Previsão do tempo e sensoriamento remoto, entre outros recursos possibilitados pelas atividades espaciais, são indispensáveis ao conjunto de uma sociedade com aspiração de integrar uma cultura planetária contemporânea. Grandes obras de engenharia e toda a indústria crescente do turismo, entre outras, têm na previsão do tempo uma demanda de alta exigência, absolutamente indispensável aos seus desempenhos. Sensoriamento remoto, além de mineração, acompanhamento de condições ambientais (desmatamento, poluição em grande escala) tem emprego na previsão de safras agrícolas.
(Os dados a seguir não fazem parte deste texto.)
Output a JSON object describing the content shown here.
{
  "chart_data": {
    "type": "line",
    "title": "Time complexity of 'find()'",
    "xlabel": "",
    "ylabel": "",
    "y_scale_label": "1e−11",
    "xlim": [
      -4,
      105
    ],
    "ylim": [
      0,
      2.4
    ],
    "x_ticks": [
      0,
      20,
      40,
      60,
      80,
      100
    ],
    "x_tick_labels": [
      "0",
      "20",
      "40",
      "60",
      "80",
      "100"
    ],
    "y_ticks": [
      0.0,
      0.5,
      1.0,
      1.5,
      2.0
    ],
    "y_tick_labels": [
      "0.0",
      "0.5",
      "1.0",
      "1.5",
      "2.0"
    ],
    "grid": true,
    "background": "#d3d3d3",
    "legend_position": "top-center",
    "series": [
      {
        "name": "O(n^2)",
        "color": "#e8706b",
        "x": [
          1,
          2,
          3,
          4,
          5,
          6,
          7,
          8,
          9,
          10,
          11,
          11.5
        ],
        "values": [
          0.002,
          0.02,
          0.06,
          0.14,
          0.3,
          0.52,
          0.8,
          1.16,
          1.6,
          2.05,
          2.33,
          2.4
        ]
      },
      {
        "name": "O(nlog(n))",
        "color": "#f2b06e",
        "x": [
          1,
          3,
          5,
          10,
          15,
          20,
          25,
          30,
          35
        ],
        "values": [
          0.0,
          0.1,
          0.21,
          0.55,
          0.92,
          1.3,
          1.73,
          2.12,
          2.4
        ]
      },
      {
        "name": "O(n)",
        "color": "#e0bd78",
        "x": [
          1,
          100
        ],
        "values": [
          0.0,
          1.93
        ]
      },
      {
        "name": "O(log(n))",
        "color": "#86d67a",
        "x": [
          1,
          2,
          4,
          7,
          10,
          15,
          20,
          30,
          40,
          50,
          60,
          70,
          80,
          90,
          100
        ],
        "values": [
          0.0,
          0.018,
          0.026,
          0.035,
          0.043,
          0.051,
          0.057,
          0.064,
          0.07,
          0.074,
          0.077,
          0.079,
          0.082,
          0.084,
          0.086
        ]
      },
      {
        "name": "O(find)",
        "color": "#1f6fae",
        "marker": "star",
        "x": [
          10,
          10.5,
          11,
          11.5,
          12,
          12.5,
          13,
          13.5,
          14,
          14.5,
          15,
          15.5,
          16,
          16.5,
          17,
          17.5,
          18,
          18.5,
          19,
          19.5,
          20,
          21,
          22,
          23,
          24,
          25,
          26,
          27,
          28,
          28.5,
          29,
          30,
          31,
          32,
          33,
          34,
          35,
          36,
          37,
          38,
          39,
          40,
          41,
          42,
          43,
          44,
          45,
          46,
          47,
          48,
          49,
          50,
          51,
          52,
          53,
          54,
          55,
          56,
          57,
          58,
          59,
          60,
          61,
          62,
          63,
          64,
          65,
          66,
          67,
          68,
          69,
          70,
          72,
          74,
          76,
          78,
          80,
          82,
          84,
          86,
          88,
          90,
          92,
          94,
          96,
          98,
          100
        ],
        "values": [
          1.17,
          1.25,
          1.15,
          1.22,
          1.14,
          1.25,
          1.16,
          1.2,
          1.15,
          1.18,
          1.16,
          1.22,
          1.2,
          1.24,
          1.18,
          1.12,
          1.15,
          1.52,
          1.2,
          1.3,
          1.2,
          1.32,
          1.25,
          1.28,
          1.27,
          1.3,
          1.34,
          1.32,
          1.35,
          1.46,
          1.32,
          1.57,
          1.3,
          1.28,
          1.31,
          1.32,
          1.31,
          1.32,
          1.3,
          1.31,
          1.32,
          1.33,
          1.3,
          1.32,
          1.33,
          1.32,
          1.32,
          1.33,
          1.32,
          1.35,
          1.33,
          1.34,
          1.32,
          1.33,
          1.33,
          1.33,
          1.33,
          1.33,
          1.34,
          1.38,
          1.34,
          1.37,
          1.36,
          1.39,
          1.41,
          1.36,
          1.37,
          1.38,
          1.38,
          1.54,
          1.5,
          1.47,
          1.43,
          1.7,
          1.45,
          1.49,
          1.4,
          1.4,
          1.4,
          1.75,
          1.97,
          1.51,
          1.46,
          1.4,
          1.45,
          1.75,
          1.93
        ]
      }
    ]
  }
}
Essa pequena amostra de potencialidades certamente é o bastante para demonstrar a necessidade de um programa espacial consistente com as demandas de um país como o Brasil. E nenhuma delas demanda o vôo de um astronauta.
Vôo rápido
Na verdade, a colocação de um homem no espaço reflete, ou deveria refletir, o estágio de um programa de desenvolvimento espacial. E não é este o caso do Brasil. Aqui, as pretensões do mais rasteiro maquiavelismo político superaram a visão de estratégia e ciência. Decidiu-se pela definição de um astronauta com a mesma seriedade com que se define o tema de uma escola de samba no carnaval.
Agora, o presidente Luiz Inácio Lula da Silva acabará se beneficiando do vôo que, a muitos, pode parecer um avanço científico significativo. Lula certamente improvisará meia dúzia de palavras vazias para tirar partido da situação, como fazem todos os que conquistam o poder.
O programa espacial brasileiro, apesar de longe das perspectivas repetidamente reformuladas e reconsideradas, evidentemente não é um desastre. E isso também deve ser claramente reconhecido.
O desenvolvimento de satélites em parceria com a China, entre outros avanços, deve ser levado em conta na reformulação dos rumos de um programa de importância estratégica para o Brasil.
O centro de lançamento de Alcântara, no Maranhão (próximo ao Equador e por isso mesmo sujeito à maior força centrífuga, capaz de permitir o lançamento de foguetes menores e mais baratos, por menor consumo de combustível) está ao menos parcialmente operacional.
A base no Maranhão foi prejudicada pelo fim da Guerra Fria, que alterou o contexto dos vôos espaciais. Sem falar que foi construída muito lentamente, refletindo as dificuldades estruturais do programa espacial.
O foguete lançador brasileiro continua em terra e, sem ele, é praticamente impossível se pensar no desenvolvimento significativo de um programa espacial. O governo militar deu sua contribuição negativa ao projeto espacial quando pretendeu fazer do veículo lançador, o foguete, um míssil capaz de transportar uma ogiva nuclear. Atirar uma pá de cal no poço que deveria testar a bomba atômica brasileira, na Serra do Cachimbo, certamente foi uma das poucas medidas acertadas do desastrado governo Collor.
Assim, neste momento, o que se tem de mais consistente para se mostrar ao público é o vôo de um astronauta numa velha nave russa para uma viagem de curta duração a bordo da estação espacial que permanece em construção. Para algumas experiências com pezinhos de feijão. A um custo de 10 milhões de dólares.